The championship, played once in two years, may lack the brand-equity of the conventional World Cup or even the IPL, but it does have a role to play.
Twenty20 Internationals are mostly an after-thought, confined to two-match jousts riding piggyback on Tests and ODIs in bilateral series.
Cricket’s shortest format often derives it hype from various domestic leagues, especially the Indian Premier League. And notoriety too, as revealed through IPL’s spot-fixing stain in 2013.
Seen in that light, the lone lifeline for Twenty20 Internationals is the ICC World Twenty20. It is also a nostalgia-magnet for the game’s innumerable followers. None in India will forget M.S. Dhoni’s men lifting the inaugural trophy at Johannesburg in 2007. Same is the tale for Twenty20 devotees in Pakistan, England, West Indies and Sri Lanka, winners of the previous editions.
Yet, there is no denying the omnipresence of the domestic league. The imminent ICC World Twenty20 at various venues across India from March 8 to April 3, is a case in point. Just a few days after the champion has been decided, the champagne has gone flat and the dust has settled, the marketing spin-masters will rouse the cricketing globe into believing that the finest Twenty20 action is just around the corner. The IPL will roll into view from April 9 and it may well be a case of the dessert overwhelming the full meal!

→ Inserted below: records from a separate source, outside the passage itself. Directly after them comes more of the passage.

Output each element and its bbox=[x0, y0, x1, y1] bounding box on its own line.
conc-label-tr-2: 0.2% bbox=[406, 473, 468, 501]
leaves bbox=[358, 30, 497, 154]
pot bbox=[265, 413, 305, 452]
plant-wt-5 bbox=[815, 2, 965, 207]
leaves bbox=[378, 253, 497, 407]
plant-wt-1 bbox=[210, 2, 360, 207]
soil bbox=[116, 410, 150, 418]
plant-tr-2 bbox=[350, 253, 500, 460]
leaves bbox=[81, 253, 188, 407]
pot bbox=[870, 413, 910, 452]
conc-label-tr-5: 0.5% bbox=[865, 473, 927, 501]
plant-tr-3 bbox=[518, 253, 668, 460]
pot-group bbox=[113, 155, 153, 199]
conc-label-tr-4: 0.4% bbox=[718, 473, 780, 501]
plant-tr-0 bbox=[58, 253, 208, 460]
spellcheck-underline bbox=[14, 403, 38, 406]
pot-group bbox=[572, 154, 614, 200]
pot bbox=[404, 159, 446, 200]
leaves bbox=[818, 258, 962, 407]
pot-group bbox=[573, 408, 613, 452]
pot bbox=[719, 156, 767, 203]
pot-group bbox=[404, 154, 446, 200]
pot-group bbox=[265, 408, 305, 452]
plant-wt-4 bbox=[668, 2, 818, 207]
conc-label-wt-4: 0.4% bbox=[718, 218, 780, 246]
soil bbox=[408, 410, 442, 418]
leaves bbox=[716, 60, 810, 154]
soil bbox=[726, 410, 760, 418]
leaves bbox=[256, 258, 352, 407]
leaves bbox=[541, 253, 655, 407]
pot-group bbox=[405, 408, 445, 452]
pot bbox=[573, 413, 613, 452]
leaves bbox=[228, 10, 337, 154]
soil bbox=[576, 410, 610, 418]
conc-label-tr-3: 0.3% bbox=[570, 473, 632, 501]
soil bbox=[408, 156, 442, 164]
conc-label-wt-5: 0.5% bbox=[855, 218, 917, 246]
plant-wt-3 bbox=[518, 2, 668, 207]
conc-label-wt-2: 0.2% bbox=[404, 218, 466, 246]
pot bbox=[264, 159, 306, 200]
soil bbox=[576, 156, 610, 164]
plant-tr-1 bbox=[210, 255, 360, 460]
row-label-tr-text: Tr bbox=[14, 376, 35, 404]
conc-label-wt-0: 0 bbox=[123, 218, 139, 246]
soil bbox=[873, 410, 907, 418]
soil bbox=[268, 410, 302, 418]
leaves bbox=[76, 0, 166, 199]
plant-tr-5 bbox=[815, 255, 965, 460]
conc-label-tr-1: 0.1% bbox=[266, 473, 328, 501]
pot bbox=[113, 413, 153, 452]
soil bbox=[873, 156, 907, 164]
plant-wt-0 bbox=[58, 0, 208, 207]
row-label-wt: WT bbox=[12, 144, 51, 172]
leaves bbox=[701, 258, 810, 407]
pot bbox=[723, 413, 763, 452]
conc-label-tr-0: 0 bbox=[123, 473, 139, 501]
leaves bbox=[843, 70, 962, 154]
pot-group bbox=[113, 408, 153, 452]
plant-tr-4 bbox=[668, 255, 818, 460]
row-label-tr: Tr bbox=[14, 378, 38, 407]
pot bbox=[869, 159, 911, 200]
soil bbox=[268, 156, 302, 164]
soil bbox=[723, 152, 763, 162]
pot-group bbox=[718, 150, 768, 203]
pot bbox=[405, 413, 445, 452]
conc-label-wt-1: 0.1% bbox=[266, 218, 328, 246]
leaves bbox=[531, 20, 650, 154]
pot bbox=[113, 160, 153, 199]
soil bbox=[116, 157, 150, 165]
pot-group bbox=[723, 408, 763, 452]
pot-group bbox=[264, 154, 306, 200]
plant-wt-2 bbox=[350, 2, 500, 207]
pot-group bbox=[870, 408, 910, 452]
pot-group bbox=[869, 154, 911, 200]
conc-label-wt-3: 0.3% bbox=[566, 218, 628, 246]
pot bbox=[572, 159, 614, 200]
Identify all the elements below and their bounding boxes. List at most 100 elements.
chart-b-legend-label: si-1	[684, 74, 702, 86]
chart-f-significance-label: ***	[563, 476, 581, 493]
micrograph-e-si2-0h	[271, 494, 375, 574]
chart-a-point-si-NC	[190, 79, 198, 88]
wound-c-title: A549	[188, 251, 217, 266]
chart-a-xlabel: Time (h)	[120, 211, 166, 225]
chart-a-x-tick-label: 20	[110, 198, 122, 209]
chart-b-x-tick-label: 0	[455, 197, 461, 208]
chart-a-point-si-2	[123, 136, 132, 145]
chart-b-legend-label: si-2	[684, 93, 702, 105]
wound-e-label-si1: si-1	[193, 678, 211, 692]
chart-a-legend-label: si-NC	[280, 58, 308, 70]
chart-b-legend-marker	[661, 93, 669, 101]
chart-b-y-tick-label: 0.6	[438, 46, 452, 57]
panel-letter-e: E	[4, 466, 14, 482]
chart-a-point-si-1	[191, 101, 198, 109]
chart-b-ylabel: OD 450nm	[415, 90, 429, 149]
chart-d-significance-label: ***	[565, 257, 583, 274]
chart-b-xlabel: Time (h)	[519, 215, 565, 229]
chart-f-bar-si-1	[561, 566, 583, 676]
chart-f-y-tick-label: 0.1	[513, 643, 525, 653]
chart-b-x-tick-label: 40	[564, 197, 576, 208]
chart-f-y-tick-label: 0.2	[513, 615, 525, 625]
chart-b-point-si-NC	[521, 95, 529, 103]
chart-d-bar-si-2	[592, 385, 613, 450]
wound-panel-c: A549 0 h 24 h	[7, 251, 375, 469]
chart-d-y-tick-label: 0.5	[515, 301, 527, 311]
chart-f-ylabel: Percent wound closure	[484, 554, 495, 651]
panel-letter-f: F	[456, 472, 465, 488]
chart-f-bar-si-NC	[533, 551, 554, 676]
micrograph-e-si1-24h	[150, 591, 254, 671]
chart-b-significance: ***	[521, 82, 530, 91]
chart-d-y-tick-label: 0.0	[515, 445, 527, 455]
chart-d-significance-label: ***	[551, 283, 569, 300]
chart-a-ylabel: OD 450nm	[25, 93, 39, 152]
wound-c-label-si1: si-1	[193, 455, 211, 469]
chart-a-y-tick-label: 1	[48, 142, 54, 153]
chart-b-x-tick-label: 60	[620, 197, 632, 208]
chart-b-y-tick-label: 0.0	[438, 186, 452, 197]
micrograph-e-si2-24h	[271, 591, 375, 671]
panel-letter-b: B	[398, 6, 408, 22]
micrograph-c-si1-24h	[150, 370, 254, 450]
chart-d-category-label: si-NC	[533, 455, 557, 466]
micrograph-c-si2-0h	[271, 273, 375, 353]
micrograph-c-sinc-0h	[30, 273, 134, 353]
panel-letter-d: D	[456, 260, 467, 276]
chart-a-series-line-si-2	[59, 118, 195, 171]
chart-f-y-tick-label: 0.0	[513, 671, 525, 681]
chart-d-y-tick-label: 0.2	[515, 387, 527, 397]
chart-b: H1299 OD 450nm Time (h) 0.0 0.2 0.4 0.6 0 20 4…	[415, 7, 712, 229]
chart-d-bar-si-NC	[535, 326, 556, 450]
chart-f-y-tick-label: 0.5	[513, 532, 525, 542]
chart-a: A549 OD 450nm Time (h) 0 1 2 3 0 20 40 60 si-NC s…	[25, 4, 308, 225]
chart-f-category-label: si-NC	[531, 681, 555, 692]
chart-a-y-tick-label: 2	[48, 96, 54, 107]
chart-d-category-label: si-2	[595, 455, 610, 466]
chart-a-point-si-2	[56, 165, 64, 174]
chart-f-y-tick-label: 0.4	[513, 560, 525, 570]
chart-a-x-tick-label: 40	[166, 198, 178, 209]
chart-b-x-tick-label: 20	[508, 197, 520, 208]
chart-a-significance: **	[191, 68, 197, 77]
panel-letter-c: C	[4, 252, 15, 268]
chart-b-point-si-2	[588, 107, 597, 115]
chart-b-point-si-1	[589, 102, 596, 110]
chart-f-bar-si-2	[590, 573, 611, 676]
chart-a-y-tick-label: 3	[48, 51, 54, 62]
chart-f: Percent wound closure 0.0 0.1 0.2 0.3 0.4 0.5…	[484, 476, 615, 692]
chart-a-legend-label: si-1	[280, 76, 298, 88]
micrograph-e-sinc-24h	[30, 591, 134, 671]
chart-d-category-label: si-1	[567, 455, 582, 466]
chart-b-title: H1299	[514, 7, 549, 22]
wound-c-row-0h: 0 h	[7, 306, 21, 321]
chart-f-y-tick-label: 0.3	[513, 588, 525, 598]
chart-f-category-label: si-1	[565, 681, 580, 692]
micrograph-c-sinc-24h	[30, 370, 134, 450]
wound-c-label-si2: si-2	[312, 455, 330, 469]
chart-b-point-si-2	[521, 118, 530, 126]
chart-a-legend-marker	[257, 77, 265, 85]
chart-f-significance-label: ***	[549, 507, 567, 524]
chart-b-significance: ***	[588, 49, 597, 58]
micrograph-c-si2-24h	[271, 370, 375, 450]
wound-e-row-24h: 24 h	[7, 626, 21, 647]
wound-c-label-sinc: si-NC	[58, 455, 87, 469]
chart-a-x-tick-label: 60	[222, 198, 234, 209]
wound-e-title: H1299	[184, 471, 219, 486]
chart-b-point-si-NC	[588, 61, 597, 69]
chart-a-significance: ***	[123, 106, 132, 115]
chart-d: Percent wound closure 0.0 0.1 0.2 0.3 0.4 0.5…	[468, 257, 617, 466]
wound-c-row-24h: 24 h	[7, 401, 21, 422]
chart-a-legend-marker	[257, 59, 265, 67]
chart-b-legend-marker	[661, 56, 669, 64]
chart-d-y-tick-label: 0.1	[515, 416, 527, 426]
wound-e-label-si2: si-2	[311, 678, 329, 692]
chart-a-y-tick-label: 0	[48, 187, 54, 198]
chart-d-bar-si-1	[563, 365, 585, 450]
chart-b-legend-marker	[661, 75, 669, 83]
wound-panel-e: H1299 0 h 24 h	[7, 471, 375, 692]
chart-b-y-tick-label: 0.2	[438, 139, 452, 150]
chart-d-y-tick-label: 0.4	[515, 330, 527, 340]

The IPL, with a brand-valuation of $ 4.13 billion, is expected to suffer a drop of 15 per cent due to the temporary exits of Chennai Super Kings and Rajasthan Royals, following corruption allegations, and yet it remains a monolith that draws in advertisers.
The ICC World Twenty20 not only has to contend with this economic fact but also with the physical truth of some cricketers perhaps struggling with injuries, as they have coped with a packed international calendar and other leagues like Australia’s Big Bash or Pakistan Super League.
Ironically, the global Twenty20 event was initially conceived to tide over the mixed-emotions swirling around the conventional World Cup that literally concluded in darkness during the 2007 edition in the West Indies.
Back then, after a farcical final played under bad light and in which Ricky Ponting’s men still found their champion’s halo, the then ICC chief executive Malcolm Speed apologised for the anti-climax and ominously a sponsor’s board fell. Reportedly, Speed later said: “It was a fitting end to the event from hell.”
The dregs of discomfort emanating from that World Cup was sought to be washed away with the inaugural ICC World Twenty20, later in the same year. Host South Africa and even a Twenty20 sceptic like India (yes, back then the BCCI wasn’t enthused about cricket’s most abridgedversion) embraced the tournament.
Cut to the latest edition, the roles have been reversed and the ICC World Twenty20 has to constantly peer over its shoulder or look ahead, surrounded as it is by various leagues and tweeting players, showing their love and affection for different franchises.